A Igreja Católica e a Defesa dos Valores Inegociáveis no Debate Público: O Olhar de Bento XVI (II)

Por Rudy Assunção

Para a Igreja, há valores que não são negociáveis e que não estão submetidos ao critério do gosto ou da vontade da maioria. E é para defendê-los que ela entra no debate político. O Papa Bento XVI de lembrar compromisso eclesial inescapável neste âmbito: “No que se refere à Igreja Católica, o interesse principal das suas intervenções no campo público é a tutela e a promoção da dignidade da pessoa e, por conseguinte, ela chama conscientemente a uma particular atenção aos princípios que não são negociáveis. Entre eles, hoje emergem os seguintes:  tutela da vida em todas as suas fases, desde o primeiro momento da concepção até à morte natural;  reconhecimento e promoção da estrutura natural da família, como união entre um homem e uma mulher baseada no matrimônio, e a sua defesa das tentativas de a tornar juridicamente equivalente a formas de uniões que, na realidade, a danificam e contribuem para a sua desestabilização, obscurecendo o seu caráter particular e o seu papel social insubstituível; tutela do direito dos pais de educar os próprios filhos. Estes princípios não são verdades de fé mesmo se recebem ulterior luz e confirmação da fé. Eles estão inscritos na natureza humana e, portanto, são comuns a toda a humanidade”[1]. Estes não são valores confessionais. São naturais, pois defensáveis por qualquer um que se atenha à razão natural.
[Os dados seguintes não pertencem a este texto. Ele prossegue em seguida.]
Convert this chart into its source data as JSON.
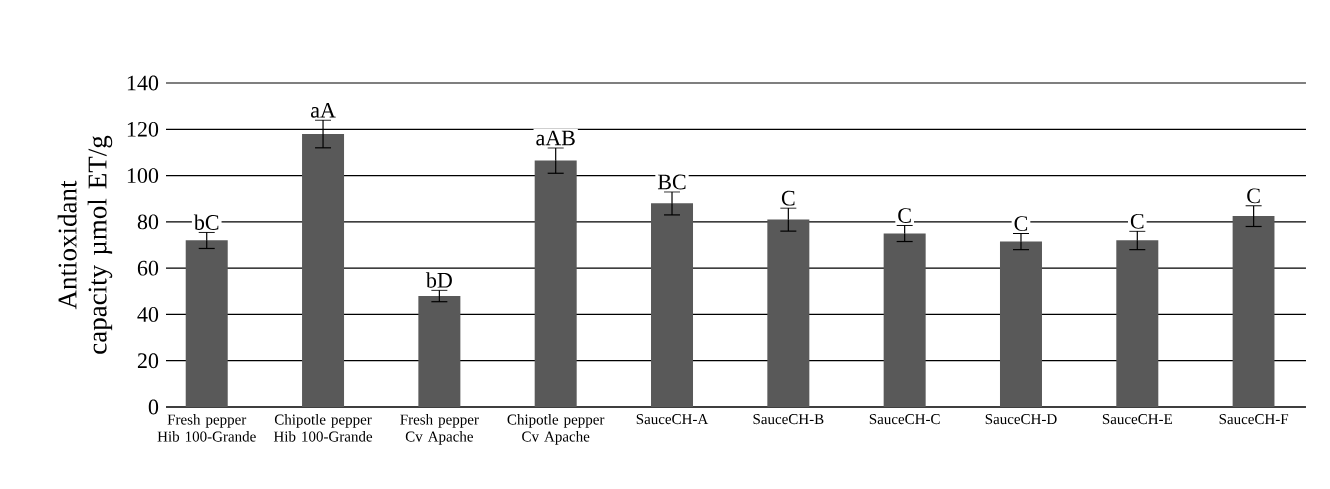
{
  "chart_data": {
    "type": "bar",
    "ylabel": "Antioxidant capacity µmol ET/g",
    "categories": [
      "Fresh pepper Hib 100-Grande",
      "Chipotle pepper Hib 100-Grande",
      "Fresh pepper Cv Apache",
      "Chipotle pepper Cv Apache",
      "SauceCH-A",
      "SauceCH-B",
      "SauceCH-C",
      "SauceCH-D",
      "SauceCH-E",
      "SauceCH-F"
    ],
    "values": [
      72,
      118,
      48,
      106.5,
      88,
      81,
      75,
      71.5,
      72,
      82.5
    ],
    "errors": [
      3.5,
      6,
      2.5,
      5.5,
      5,
      5,
      3.5,
      3.5,
      4,
      4.5
    ],
    "color": "#595959",
    "ylim": [
      0,
      140
    ],
    "yticks": [
      0,
      20,
      40,
      60,
      80,
      100,
      120,
      140
    ],
    "grid": "y",
    "annotations": [
      {
        "text": "bC",
        "x": "Fresh pepper Hib 100-Grande",
        "y": 75.5
      },
      {
        "text": "aA",
        "x": "Chipotle pepper Hib 100-Grande",
        "y": 124
      },
      {
        "text": "bD",
        "x": "Fresh pepper Cv Apache",
        "y": 50.5
      },
      {
        "text": "aAB",
        "x": "Chipotle pepper Cv Apache",
        "y": 112
      },
      {
        "text": "BC",
        "x": "SauceCH-A",
        "y": 93
      },
      {
        "text": "C",
        "x": "SauceCH-B",
        "y": 86
      },
      {
        "text": "C",
        "x": "SauceCH-C",
        "y": 78.5
      },
      {
        "text": "C",
        "x": "SauceCH-D",
        "y": 75
      },
      {
        "text": "C",
        "x": "SauceCH-E",
        "y": 76
      },
      {
        "text": "C",
        "x": "SauceCH-F",
        "y": 87
      }
    ]
  }
}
São valores da Igreja somente na medida em que ela se sente guardiã deles.

A vida está nas mãos de Deus

Bento XVI, aproveitando a ocasião da Jornada pela Vida celebrada na Itália todos os anos, fazia eco aos bispos italianos ao reafirmar “o dever prioritário de ‘respeitar a vida’, porque se trata de um bem ‘indispensável’, o homem não é dono da vida; mas simplesmente quem a preserva e administra. E sob a primazia de Deus nasce automaticamente esta prioridade de administrar, de preservar a vida do homem, criada por Deus. Esta verdade que o homem é o guarda e o administrador da vida constitui um ponto qualificante da lei natural, plenamente iluminado pela revelação bíblica. Ele apresenta-se hoje como ‘sinal de contradição’ em relação à mentalidade dominante”[2].
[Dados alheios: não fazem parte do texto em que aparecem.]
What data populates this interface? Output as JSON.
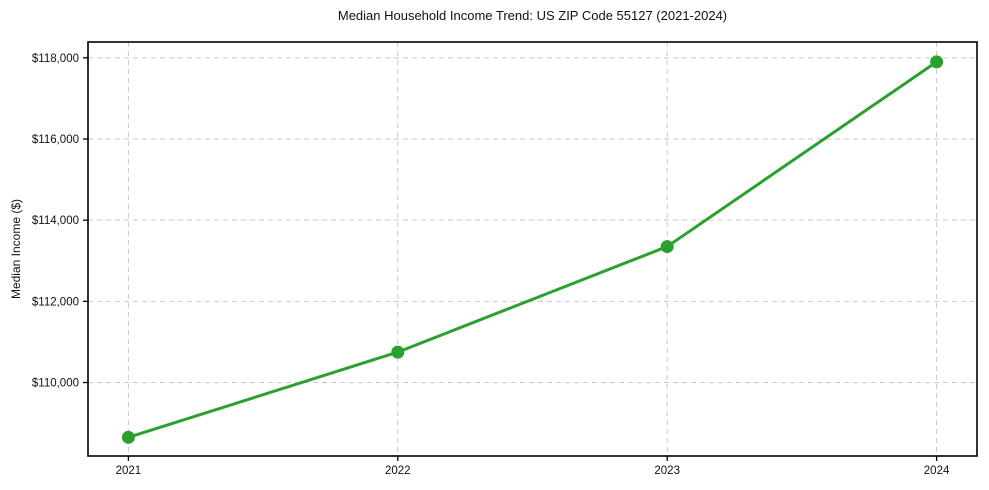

De fato, quando excluímos o Senhor da Vida, o homem quer se tornar ele mesmo senhor da vida, querendo dispor dela – para usá-la ou descartá-la – segundo critérios ideológicos, pragmáticos, econômicos. “De fato, verificamos que, apesar de haver em sentido geral uma ampla convergência sobre o valor da vida, contudo quando se chega a este ponto, duas mentalidades opõem-se de maneira inconciliável. Para nos expressarmos em termos simplificantes, poderíamos dizer: uma das duas mentalidades considera que a vida humana esteja nas mãos do homem, a outra reconhece que ela está nas mãos de Deus. A cultura moderna enfatizou legitimamente a autonomia do homem e das realidades terrenas, desenvolvendo assim uma perspectiva querida ao Cristianismo, a da Encarnação de Deus. Mas como afirmou claramente o Concílio Vaticano II, se esta autonomia leva a pensar que ‘as coisas criadas não dependem de Deus, e que o homem as pode usar sem as relacionar com o Criador’, então dá-se origem a um desequilíbrio profundo, porque ‘a criatura sem o seu Criador perde o sentido’ (Gaudium et spes, 36). É significativo que o documento conciliar, no trecho citado, afirme que esta capacidade de reconhecer a voz e a manifestação de Deus na beleza da criação seja característica de todos os crentes, seja qual for a religião a que pertencem.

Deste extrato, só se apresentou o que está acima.